L'abitudine all'incertezza
Vivere come un pesce nell'acqua, imparando la lezione dai funamboli che camminano sul filo
Dopo aver vissuto per tanti anni da questa parte del globo, mi ero quasi dimenticata dell’incertezza. Delle sorprese, delle cose che non funzionano, dei pericoli imminenti, dell’inflazione, il default, gli scioperi. In linea generale, mi ero dimenticata dei cambiamenti.
Ora leggo i giornali e sento che, travestita in modo diverso, l’incertezza è tornata, l'ansia per un pericolo diffuso, senza nome e senza luogo, perciò chiunque e ogni luogo possono essere una minaccia.
E in queste condizioni di solito c'è chi offre riparo, chi tenta di entrare da quella crepa che crea la paura e lasciarti in testa le proprie parole. I testimoni di Geova, ad esempio, suonano i campanelli dei Findelmondani parlando del mondo che va a rotoli, in preda a guerra, fame e miseria. E la gente chiude loro la porta in faccia: di quale guerra mi parli? Qui non ci sono guerre vecchio stampo, qui ci sono battaglie ed eroi di tutti i giorni, quelli che riescono a dare da mangiare ai figli oggi e chissà domani, chi scampa a una rapina a mano armata e riabbraccia i suoi cari. E c’è chi non ce la fa.
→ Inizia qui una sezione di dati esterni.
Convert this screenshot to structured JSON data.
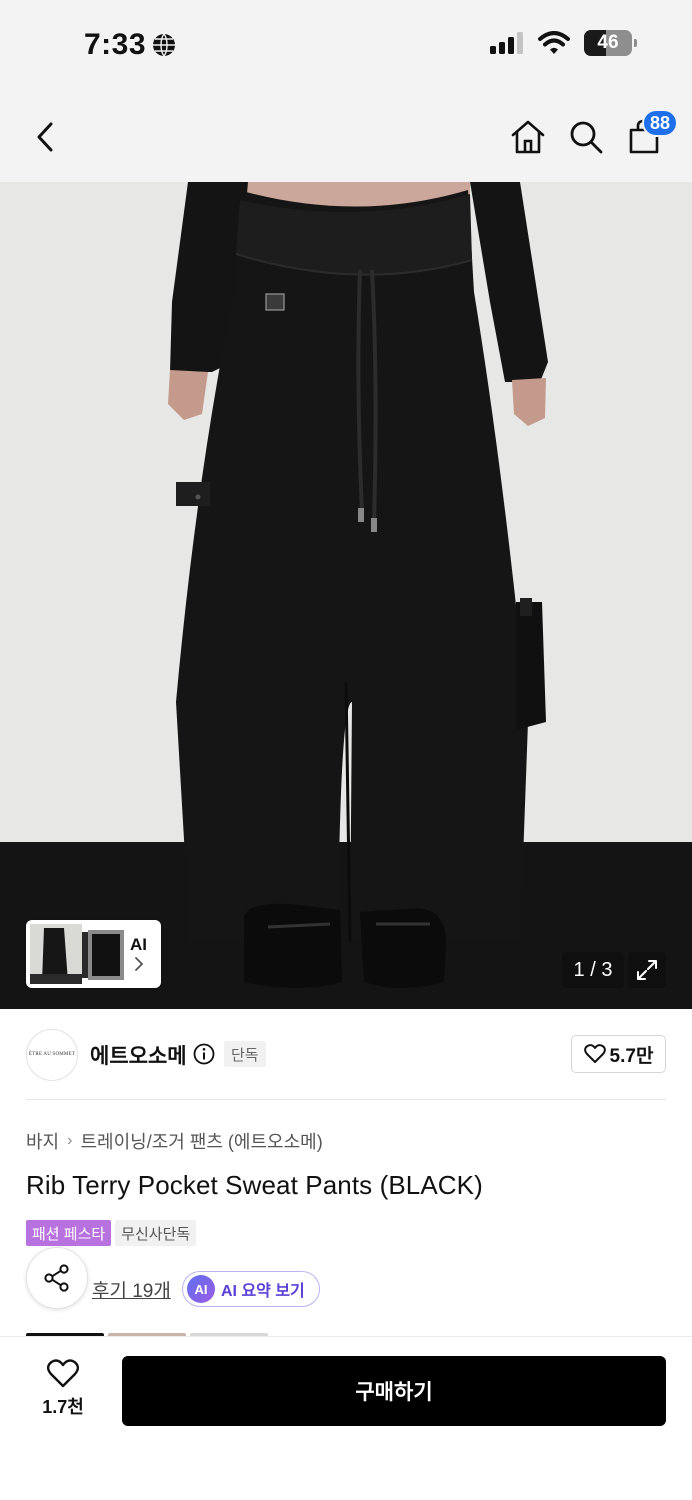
{
  "status_bar": {
    "time": "7:33",
    "battery": "46",
    "battery_level_percent": 46
  },
  "nav": {
    "cart_count": "88"
  },
  "hero": {
    "thumb_label": "AI",
    "page_counter": "1 / 3"
  },
  "brand": {
    "logo_text": "ÊTRE AU SOMMET",
    "name": "에트오소메",
    "badge": "단독",
    "like_count": "5.7만"
  },
  "product": {
    "breadcrumb": [
      "바지",
      "트레이닝/조거 팬츠 (에트오소메)"
    ],
    "title": "Rib Terry Pocket Sweat Pants (BLACK)",
    "tags": [
      "패션 페스타",
      "무신사단독"
    ],
    "review_link": "후기 19개",
    "ai_badge": "AI",
    "ai_summary_label": "AI 요약 보기"
  },
  "bottom_bar": {
    "like_count": "1.7천",
    "buy_label": "구매하기"
  },
  "colors": {
    "accent_blue": "#1f6feb",
    "tag_purple": "#b772e0",
    "buy_button": "#000000",
    "ai_purple": "#5b3fd6"
  }
}
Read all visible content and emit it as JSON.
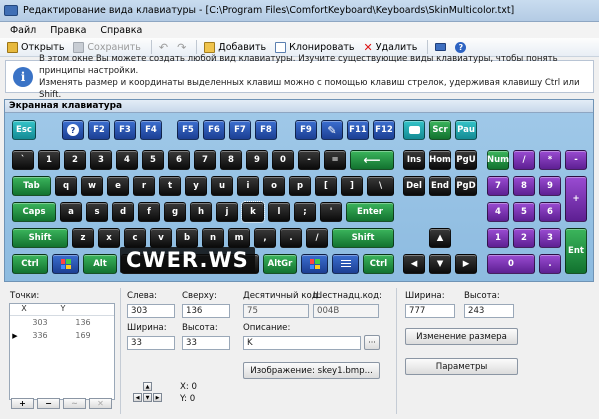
{
  "window": {
    "title": "Редактирование вида клавиатуры - [C:\\Program Files\\ComfortKeyboard\\Keyboards\\SkinMulticolor.txt]"
  },
  "menu": [
    "Файл",
    "Правка",
    "Справка"
  ],
  "toolbar": {
    "open": "Открыть",
    "save": "Сохранить",
    "add": "Добавить",
    "clone": "Клонировать",
    "delete": "Удалить"
  },
  "info": {
    "line1": "В этом окне Вы можете создать любой вид клавиатуры. Изучите существующие виды клавиатуры, чтобы понять принципы настройки.",
    "line2": "Изменять размер и координаты выделенных клавиш можно с помощью клавиш стрелок, удерживая клавишу Ctrl или Shift."
  },
  "keyboard_title": "Экранная клавиатура",
  "keys": {
    "esc": "Esc",
    "f2": "F2",
    "f3": "F3",
    "f4": "F4",
    "f5": "F5",
    "f6": "F6",
    "f7": "F7",
    "f8": "F8",
    "f9": "F9",
    "f11": "F11",
    "f12": "F12",
    "scr": "Scr",
    "pau": "Pau",
    "grave": "`",
    "n1": "1",
    "n2": "2",
    "n3": "3",
    "n4": "4",
    "n5": "5",
    "n6": "6",
    "n7": "7",
    "n8": "8",
    "n9": "9",
    "n0": "0",
    "minus": "-",
    "equal": "=",
    "ins": "Ins",
    "hom": "Hom",
    "pgu": "PgU",
    "num": "Num",
    "div": "/",
    "mul": "*",
    "sub": "-",
    "tab": "Tab",
    "q": "q",
    "w": "w",
    "e": "e",
    "r": "r",
    "t": "t",
    "y": "y",
    "u": "u",
    "i": "i",
    "o": "o",
    "p": "p",
    "lbr": "[",
    "rbr": "]",
    "bsl": "\\",
    "del": "Del",
    "end": "End",
    "pgd": "PgD",
    "np7": "7",
    "np8": "8",
    "np9": "9",
    "add": "+",
    "caps": "Caps",
    "a": "a",
    "s": "s",
    "d": "d",
    "f": "f",
    "g": "g",
    "h": "h",
    "j": "j",
    "k": "k",
    "l": "l",
    "semi": ";",
    "quot": "'",
    "enter": "Enter",
    "np4": "4",
    "np5": "5",
    "np6": "6",
    "lshift": "Shift",
    "z": "z",
    "x": "x",
    "c": "c",
    "v": "v",
    "b": "b",
    "n": "n",
    "m": "m",
    "comma": ",",
    "dot": ".",
    "slash": "/",
    "rshift": "Shift",
    "np1": "1",
    "np2": "2",
    "np3": "3",
    "npent": "Ent",
    "lctrl": "Ctrl",
    "alt": "Alt",
    "altgr": "AltGr",
    "rctrl": "Ctrl",
    "np0": "0",
    "npdot": "."
  },
  "watermark": "CWER.WS",
  "points": {
    "label": "Точки:",
    "col_x": "X",
    "col_y": "Y",
    "rows": [
      [
        "303",
        "136"
      ],
      [
        "336",
        "169"
      ]
    ]
  },
  "props": {
    "left_label": "Слева:",
    "left": "303",
    "top_label": "Сверху:",
    "top": "136",
    "dec_label": "Десятичный код:",
    "dec": "75",
    "hex_label": "Шестнадц.код:",
    "hex": "004B",
    "width_label": "Ширина:",
    "width": "33",
    "height_label": "Высота:",
    "height": "33",
    "desc_label": "Описание:",
    "desc": "K",
    "image_button": "Изображение: skey1.bmp...",
    "coord_x": "X: 0",
    "coord_y": "Y: 0"
  },
  "size": {
    "width_label": "Ширина:",
    "width": "777",
    "height_label": "Высота:",
    "height": "243",
    "resize_button": "Изменение размера",
    "params_button": "Параметры"
  },
  "colors": {
    "blue": "#1c3f93",
    "teal": "#138a94",
    "black": "#0a0a0a",
    "green": "#12722f",
    "purple": "#5d1f92",
    "panel": "#9cc6e6"
  }
}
A Milano invece qualche giorno fa i testimoni di Geova hanno citofonato, dicendo se potevano farmi una domanda. Domandi pure (la curiosità è una mia debolezza). “Si è sentita ultimamente in preda all’ansia, a una sensazione di paura che non riesce a controllare?” “Succede, ma ho sposato uno psichiatra”.
Riattaccando il citofono pensavo che avevano trovato la domanda giusta, per i tempi che stiamo vivendo. Non so quanti aprano loro la porta di casa, ma fanno una domanda che tocca le corde di tutti, col nostro vivere snervato, col respiro corto e l’agenda piena (in generale di cose inutili), ma piena.
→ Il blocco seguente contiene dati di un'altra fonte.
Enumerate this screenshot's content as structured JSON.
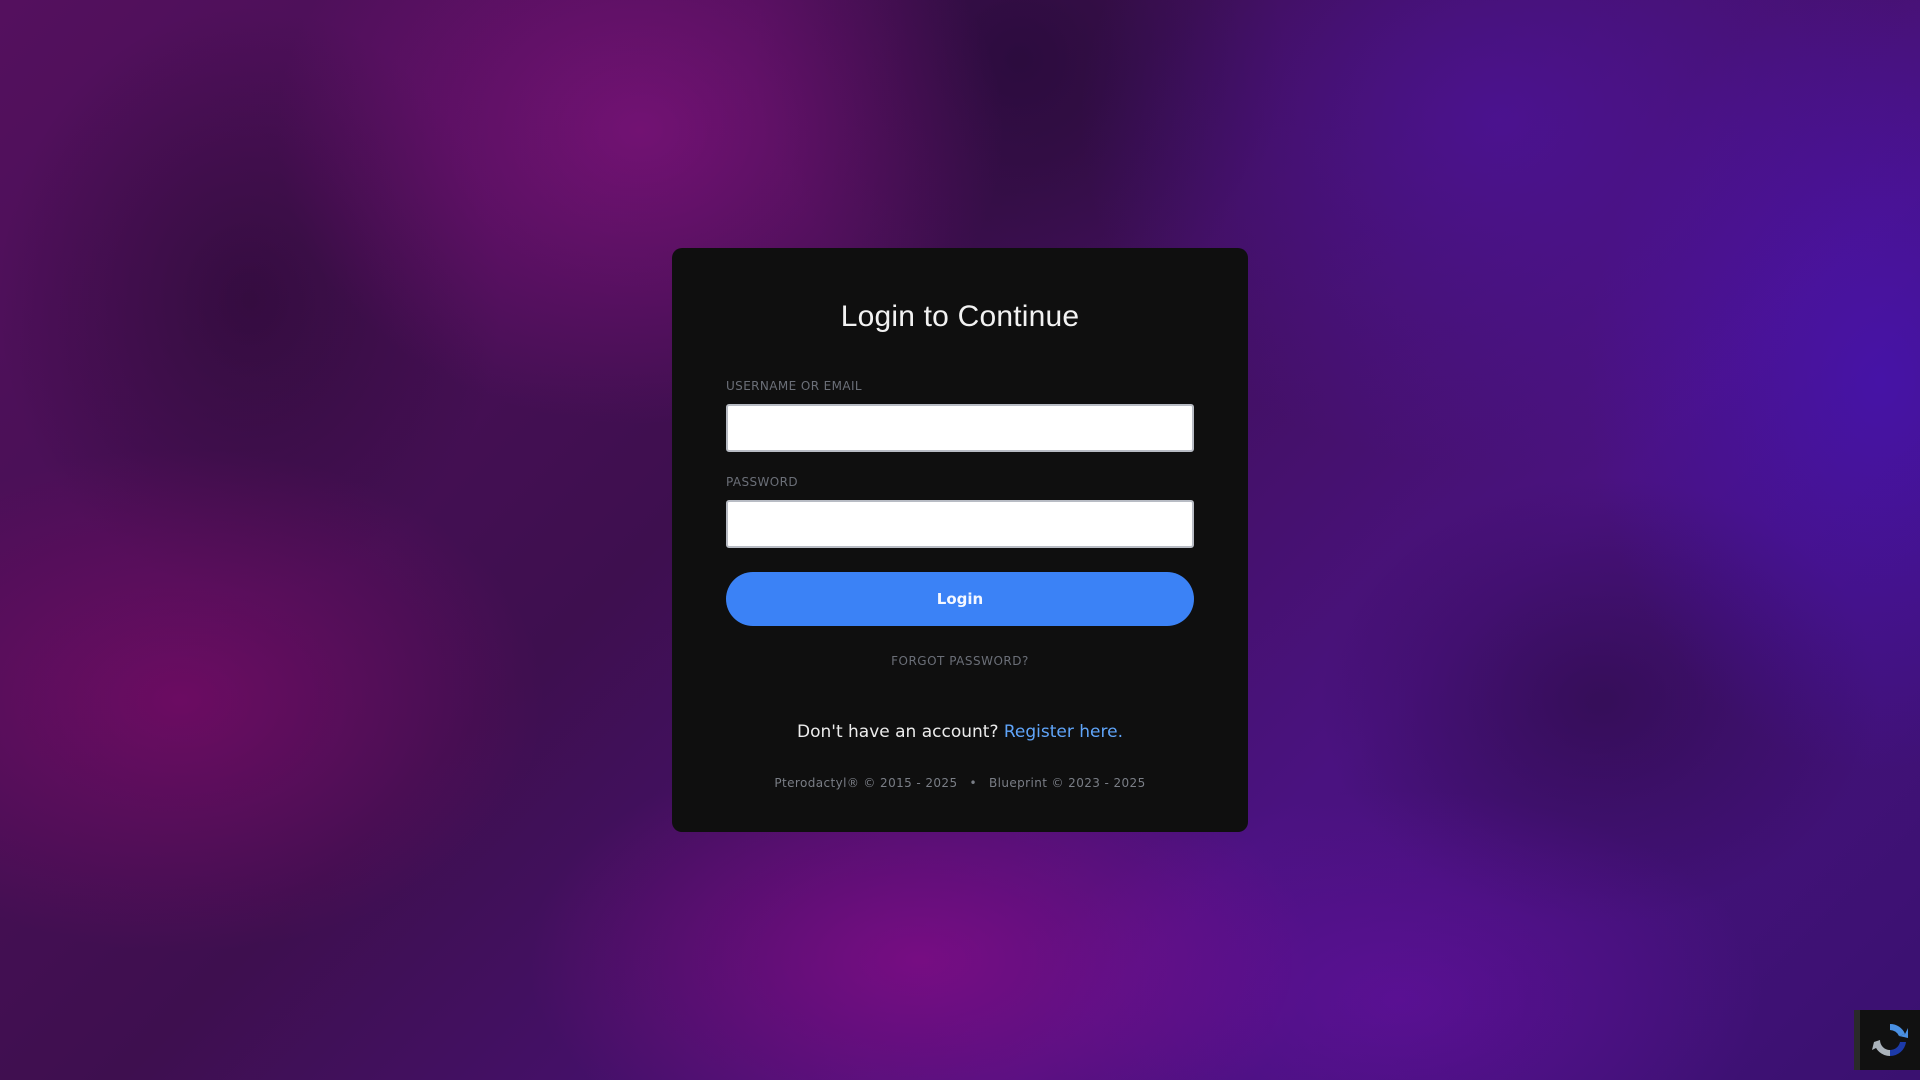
{
  "login": {
    "title": "Login to Continue",
    "username_label": "USERNAME OR EMAIL",
    "username_value": "",
    "password_label": "PASSWORD",
    "password_value": "",
    "button_label": "Login",
    "forgot_password": "FORGOT PASSWORD?",
    "register_prompt": "Don't have an account?",
    "register_link": "Register here."
  },
  "footer": {
    "pterodactyl": "Pterodactyl® © 2015 - 2025",
    "separator": "•",
    "blueprint": "Blueprint © 2023 - 2025"
  },
  "colors": {
    "accent": "#3b82f6",
    "link": "#60a5fa",
    "card": "#0f0f0f"
  },
  "icons": {
    "recaptcha": "recaptcha-icon"
  }
}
Ma c’è stato un tempo in cui nell’incertezza vivevo, senza rendermi conto, come si dice dei pesci nei confronti dell’acqua. E se penso che da undici anni il latte mi costa un euro e quaranta mi sembra una barzelletta. Ma l’incertezza è condizione dell’esistenza, avete visto quanto è arbritraria la vita? La cerchi e non arriva, non la vuoi e te la trovi lì; e quanto è fragile, basta poco per farla finire. E allora quando qualcosa rimane ferma per tanto tempo, da una parte mi rassicura, ma dall’altra mica tanto. È come avere una specie di ritratto di Dorian Gray in tasca, mi chiedo sempre quanto ci verrà a costare questo immutabile un euro e quaranta?.
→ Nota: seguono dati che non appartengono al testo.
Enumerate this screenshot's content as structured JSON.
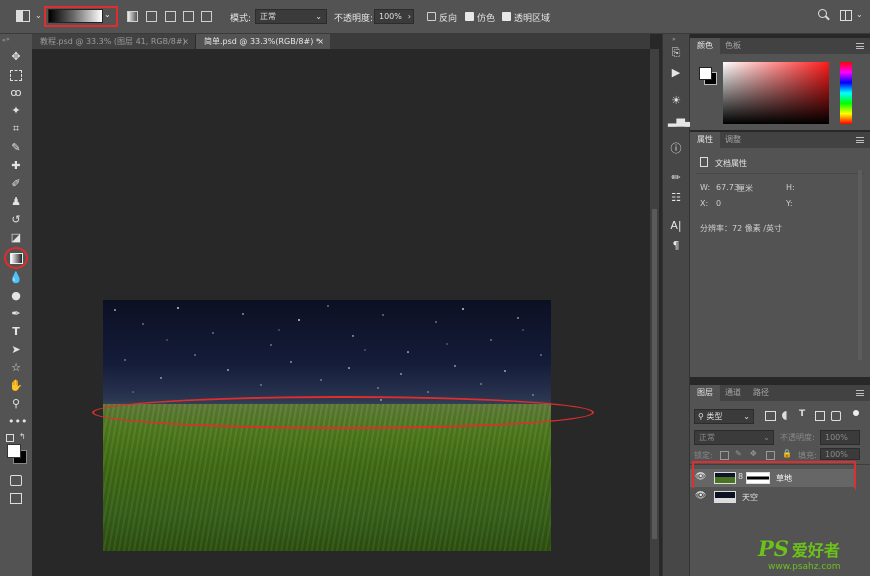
{
  "options_bar": {
    "mode_label": "模式:",
    "mode_value": "正常",
    "opacity_label": "不透明度:",
    "opacity_value": "100%",
    "reverse_label": "反向",
    "dither_label": "仿色",
    "transparency_label": "透明区域",
    "reverse_checked": false,
    "dither_checked": true,
    "transparency_checked": true
  },
  "tabs": [
    {
      "label": "教程.psd @ 33.3% (图层 41, RGB/8#)",
      "close": "×"
    },
    {
      "label": "简单.psd @ 33.3%(RGB/8#) *",
      "close": "×"
    }
  ],
  "color_panel": {
    "tabs": [
      "颜色",
      "色板"
    ]
  },
  "properties_panel": {
    "tabs": [
      "属性",
      "调整"
    ],
    "doc_title": "文档属性",
    "w_label": "W:",
    "w_value": "67.73",
    "w_unit": "厘米",
    "h_label": "H:",
    "x_label": "X:",
    "x_value": "0",
    "y_label": "Y:",
    "resolution_text": "分辨率：72 像素 /英寸"
  },
  "layers_panel": {
    "tabs": [
      "图层",
      "通道",
      "路径"
    ],
    "filter_value": "类型",
    "blend_value": "正常",
    "opacity_label": "不透明度:",
    "opacity_value": "100%",
    "lock_label": "锁定:",
    "fill_label": "填充:",
    "fill_value": "100%",
    "layers": [
      {
        "name": "草地",
        "visible": true
      },
      {
        "name": "天空",
        "visible": true
      }
    ]
  },
  "watermark": {
    "brand_ps": "PS",
    "brand_cn": "爱好者",
    "url": "www.psahz.com"
  },
  "colors": {
    "accent_red": "#e02d2d",
    "ui_dark": "#535353",
    "canvas_bg": "#282828"
  }
}
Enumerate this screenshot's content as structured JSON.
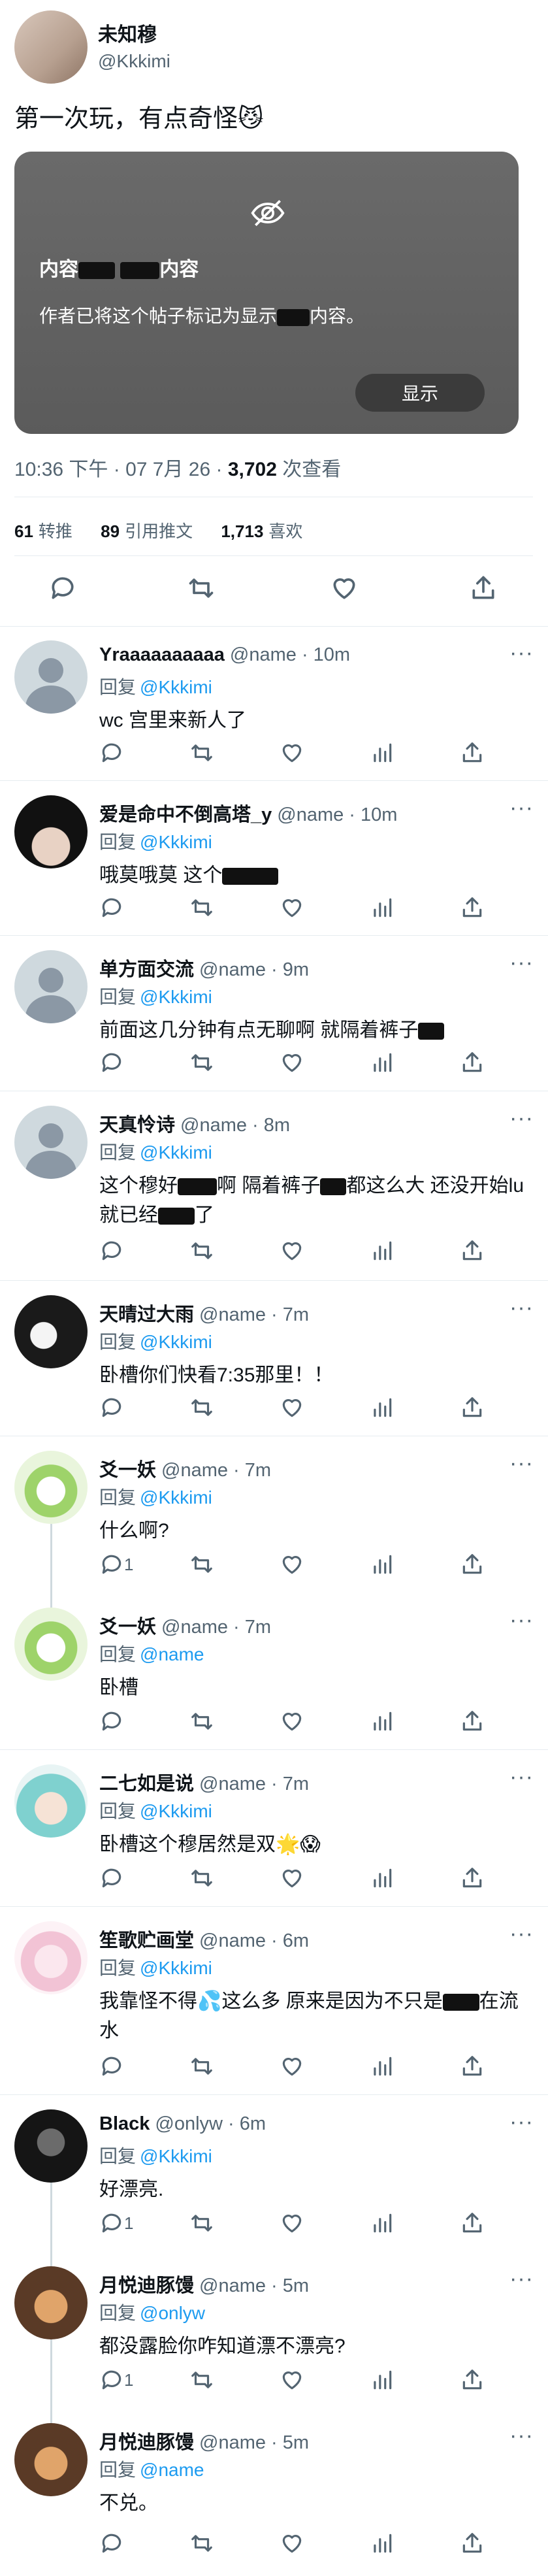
{
  "tweet": {
    "display_name": "未知穆",
    "handle": "@Kkkimi",
    "text": "第一次玩，有点奇怪😼",
    "sensitive_card": {
      "title_pre": "内容",
      "title_post": "内容",
      "desc_pre": "作者已将这个帖子标记为显示",
      "desc_post": "内容。",
      "show_label": "显示"
    },
    "time": "10:36 下午 · 07 7月 26 · ",
    "views_count": "3,702",
    "views_label": " 次查看",
    "stats": {
      "retweets_count": "61",
      "retweets_label": "转推",
      "quotes_count": "89",
      "quotes_label": "引用推文",
      "likes_count": "1,713",
      "likes_label": "喜欢"
    }
  },
  "replies": [
    {
      "name": "Yraaaaaaaaaa",
      "handle": "@name · 10m",
      "reply_prefix": "回复",
      "reply_to": "@Kkkimi",
      "text": "wc  宫里来新人了",
      "reply_count": ""
    },
    {
      "name": "爱是命中不倒高塔_y",
      "handle": "@name · 10m",
      "reply_prefix": "回复",
      "reply_to": "@Kkkimi",
      "text": "哦莫哦莫  这个",
      "reply_count": ""
    },
    {
      "name": "单方面交流",
      "handle": "@name · 9m",
      "reply_prefix": "回复",
      "reply_to": "@Kkkimi",
      "text": "前面这几分钟有点无聊啊  就隔着裤子",
      "reply_count": ""
    },
    {
      "name": "天真怜诗",
      "handle": "@name · 8m",
      "reply_prefix": "回复",
      "reply_to": "@Kkkimi",
      "text_a": "这个穆好",
      "text_b": "啊  隔着裤子",
      "text_c": "都这么大  还没开始lu就已经",
      "text_d": "了",
      "reply_count": ""
    },
    {
      "name": "天晴过大雨",
      "handle": "@name · 7m",
      "reply_prefix": "回复",
      "reply_to": "@Kkkimi",
      "text": "卧槽你们快看7:35那里！！",
      "reply_count": ""
    },
    {
      "name": "爻一妖",
      "handle": "@name · 7m",
      "reply_prefix": "回复",
      "reply_to": "@Kkkimi",
      "text": "什么啊?",
      "reply_count": "1"
    },
    {
      "name": "爻一妖",
      "handle": "@name · 7m",
      "reply_prefix": "回复",
      "reply_to": "@name",
      "text": "卧槽",
      "reply_count": ""
    },
    {
      "name": "二七如是说",
      "handle": "@name · 7m",
      "reply_prefix": "回复",
      "reply_to": "@Kkkimi",
      "text": "卧槽这个穆居然是双🌟😱",
      "reply_count": ""
    },
    {
      "name": "笙歌贮画堂",
      "handle": "@name · 6m",
      "reply_prefix": "回复",
      "reply_to": "@Kkkimi",
      "text_a": "我靠怪不得💦这么多  原来是因为不只是",
      "text_b": "在流水",
      "reply_count": ""
    },
    {
      "name": "Black",
      "handle": "@onlyw · 6m",
      "reply_prefix": "回复",
      "reply_to": "@Kkkimi",
      "text": "好漂亮.",
      "reply_count": "1"
    },
    {
      "name": "月悦迪豚馒",
      "handle": "@name · 5m",
      "reply_prefix": "回复",
      "reply_to": "@onlyw",
      "text": "都没露脸你咋知道漂不漂亮?",
      "reply_count": "1"
    },
    {
      "name": "月悦迪豚馒",
      "handle": "@name · 5m",
      "reply_prefix": "回复",
      "reply_to": "@name",
      "text": "不兑。",
      "reply_count": ""
    }
  ]
}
Non importa la risposta, mi piace pensare che il segreto stia nel fare come i Filonautas: un tedesco spettinato e una findelmondana di nome Soledad. Loro girano il mondo camminando su un filo metallico, dormendo, scherzando, lavorando, addirittura apparecchiandoci la tavola sopra. E se chiedi loro come fanno, ti rispondono che bisogna guardare l'orizzonte e non perderlo mai di vista. E se si è uno davanti all'altro, l'orizzonte è negli occhi di chi sta di fronte. Respirare, tener la schiena dritta, ma ricordare che la rigidità è nemica dell'equilibrio, non temere di cadere e se succede tornare su e andare avanti, usando l’immaginazione per quello che manca, strappando un sorriso a chi ti sta intorno, con in cuore un porto dove tutto ebbe inizio, e ogni giorno navigare a vista verso un orizzonte da conquistare.